Just spotted this in the apache error log DBD::mysql::st execute failed: Incorrect string value: '\xC6\xC6\xBD\xE2\xBA\xF3...' for column 'requester_user_agent' at row 1 at /usr/share/eprints/perl_lib/EPrints/Database.pm line 1184.
Not quite sure what this is meant to be - but it doesn't go into the database cleanly!
Might need to do some form of sanity check on the User-Agent.
The text was updated successfully, but these errors were encountered:
From what I've read and what I understand, there shouldn't be a problem sanitising rubbish by C-style backslash-escaping the raw octets.
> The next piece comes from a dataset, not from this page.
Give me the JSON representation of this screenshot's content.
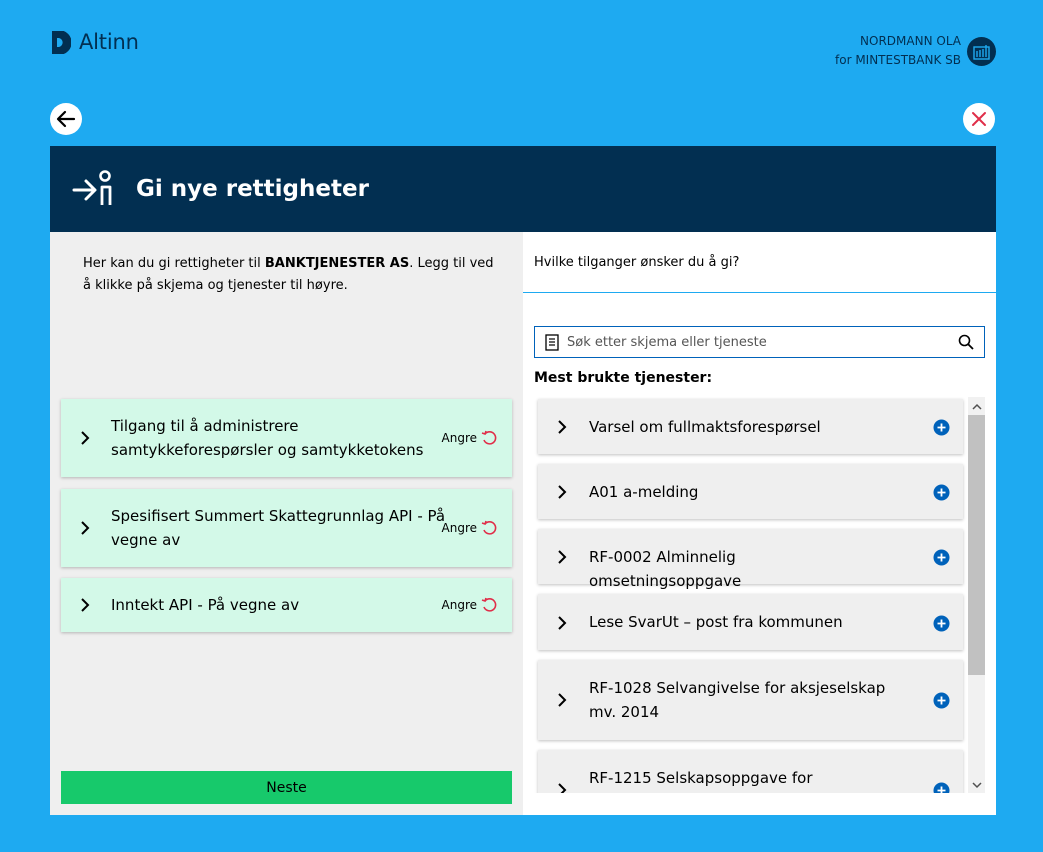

I don't mind the database literally holding the string "\\xc6\\xc6\\xbd\\xe2\\xba\\xf3\\xb5\\xc4". That would work if it was non-ASCII UTF-8, too \xf0\x9f\x98\x96
It appears that to get octets, we needed the encode function:
$octets = encode('UTF-8', $characters, Encode::FB_CROAK); (https://perldoc.perl.org/Encode.html)
However, having tried various combination of encode, decode, utf8, gb2312, I cannot get it to show octets on my system (corrupted characters saved in my latin1 encoded mysql)
I used the following to simulate a ua string:
$ curl -A "破解后的" http://testgithub.local/id/eprint/77/
The problem could also be that my terminal is encoding the string differently than the browser in the field.